Monsieur le Président Eydoux, vous avez exprimé votre intention de rénover l'exercice de la profession d'avocat et d'élargir votre champ d'intervention.

 

J'ai bien entendu votre souhait.

 

Et je suis heureuse de pouvoir vous annoncer aujourd'hui la concrétisation de projets que vous avez appelés de vos vœux.

 

Mardi dernier, le Sénat a commencé l'examen de la réforme consacrant la procédure participative. Il s'est très largement inspiré des travaux fructueux de la commission Guinchard, auxquels votre profession a beaucoup contribué et que je vous remercie d'avoir saluée.

 

Les avocats pourront faire usage de cette nouvelle procédure en y déployant toutes leurs compétences juridiques et tous leurs talents de négociateurs.
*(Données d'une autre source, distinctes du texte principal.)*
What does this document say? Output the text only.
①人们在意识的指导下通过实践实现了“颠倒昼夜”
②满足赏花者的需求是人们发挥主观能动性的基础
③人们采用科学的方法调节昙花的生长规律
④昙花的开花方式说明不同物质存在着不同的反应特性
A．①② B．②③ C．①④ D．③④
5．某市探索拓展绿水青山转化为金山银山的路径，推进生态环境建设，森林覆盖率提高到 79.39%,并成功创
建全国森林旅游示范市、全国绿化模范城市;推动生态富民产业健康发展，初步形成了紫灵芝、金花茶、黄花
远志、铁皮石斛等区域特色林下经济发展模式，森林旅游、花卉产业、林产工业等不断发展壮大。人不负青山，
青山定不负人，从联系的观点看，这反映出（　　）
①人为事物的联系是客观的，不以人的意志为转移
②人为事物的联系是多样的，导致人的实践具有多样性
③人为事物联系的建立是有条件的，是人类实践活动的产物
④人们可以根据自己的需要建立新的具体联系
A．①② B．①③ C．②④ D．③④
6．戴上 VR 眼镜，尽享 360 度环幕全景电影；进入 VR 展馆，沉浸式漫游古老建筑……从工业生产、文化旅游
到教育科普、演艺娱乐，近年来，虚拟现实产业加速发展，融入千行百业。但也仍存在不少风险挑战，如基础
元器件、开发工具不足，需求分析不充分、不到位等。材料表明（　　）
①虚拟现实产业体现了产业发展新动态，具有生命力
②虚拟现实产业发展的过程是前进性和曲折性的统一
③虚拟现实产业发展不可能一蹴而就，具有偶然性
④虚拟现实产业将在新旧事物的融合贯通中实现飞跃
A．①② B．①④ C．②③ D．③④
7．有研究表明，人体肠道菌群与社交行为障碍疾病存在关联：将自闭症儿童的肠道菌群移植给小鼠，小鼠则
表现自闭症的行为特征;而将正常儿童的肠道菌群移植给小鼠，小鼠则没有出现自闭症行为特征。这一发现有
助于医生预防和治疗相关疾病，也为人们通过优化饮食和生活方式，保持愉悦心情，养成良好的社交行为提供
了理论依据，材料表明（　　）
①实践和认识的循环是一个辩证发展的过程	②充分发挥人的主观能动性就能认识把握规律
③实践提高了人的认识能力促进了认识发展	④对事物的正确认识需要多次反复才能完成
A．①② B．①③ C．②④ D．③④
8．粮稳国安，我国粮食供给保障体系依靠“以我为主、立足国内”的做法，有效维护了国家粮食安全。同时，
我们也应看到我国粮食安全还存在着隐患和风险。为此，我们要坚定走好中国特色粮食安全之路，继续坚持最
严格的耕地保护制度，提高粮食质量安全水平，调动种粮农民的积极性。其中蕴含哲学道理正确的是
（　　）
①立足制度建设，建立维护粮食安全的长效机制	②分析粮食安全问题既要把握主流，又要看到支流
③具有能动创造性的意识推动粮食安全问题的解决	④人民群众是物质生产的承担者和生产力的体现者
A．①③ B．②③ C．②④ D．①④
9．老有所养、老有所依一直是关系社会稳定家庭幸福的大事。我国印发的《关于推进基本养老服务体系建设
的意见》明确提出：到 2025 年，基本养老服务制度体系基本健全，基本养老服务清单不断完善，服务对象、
Ils pourront éviter à nos concitoyens bien des actions en justice. Je suis convaincue que ce dispositif correspond à un véritable besoin.

 

Par la même proposition de loi du sénateur Béteille, la fusion des avocats et des conseils en propriété industrielle est en bonne voie d'aboutir.

 

Votre profession va s'ouvrir à de nouvelles compétences et à de nouveaux marchés.

 

Le champ d'activité de la profession d'avocat va également s'accroître du fait de la fusion avec la profession d'avoué. La réforme va améliorer l'accessibilité de la justice d'appel, en lui conservant la même qualité et la même efficacité qu'aujourd'hui.

 

Je sais que vous aspirez à ce que d'autres champs de compétence soient encore ouverts aux avocats. C'est notamment l'objet de la mission confiée à votre confrère Jean-Michel Darrois, que je suis très heureuse de saluer très amicalement parmi les personnalités présentes aujourd'hui.

 

L'élargissement de votre activité doit s'accompagner de la garantie de l'accès pour tous à la justice.

 

La réforme de l'aide juridictionnelle sera l'un des grands dossiers de l'année 2009.

 

La dépense d'aide juridictionnelle est passée de 189 millions d'euros en 1998 à 307 millions d'euros en 2008.

 

En 2009, nous disposerons de 313 millions d'euros.

 

Comme vous le constatez, l'accès au droit des plus démunis est une priorité. Ce sont les personnes les plus pauvres, les plus défavorisés qui ont le plus besoin d'être protégées et défendues. La Justice doit être la même partout et pour tout le monde. Il n'y a pas d'un côté la justice des riches et de l'autre, la justice des pauvres.

 

C'est pour cela qu'en 2009 nous réformerons l'aide juridictionnelle pour assurer un service public de qualité tout en maîtrisant les dépenses. Je souhaite que vous soyez très largement associés à cette réforme sur laquelle la Commission Darrois va nous faire des propositions.

 

Monsieur le Président, vous avez évoqué les grandes lignes de votre conception de l'avenir de la gouvernance de votre profession.

 

Je vous rejoins sur de nombreux points.

  • Vous avez évoqué le renforcement du rôle du Conseil National des Barreaux « expression commune des avocats », dont la vocation est de défendre les intérêts de toute la profession. C'est une nécessité, je suis convaincue que cela n'affaiblira en rien les barreaux de province, ni le barreau de Paris. Au contraire, un tel CNB doit être la vraie force d'union et de proposition des avocats français. Nous la souhaitons tous.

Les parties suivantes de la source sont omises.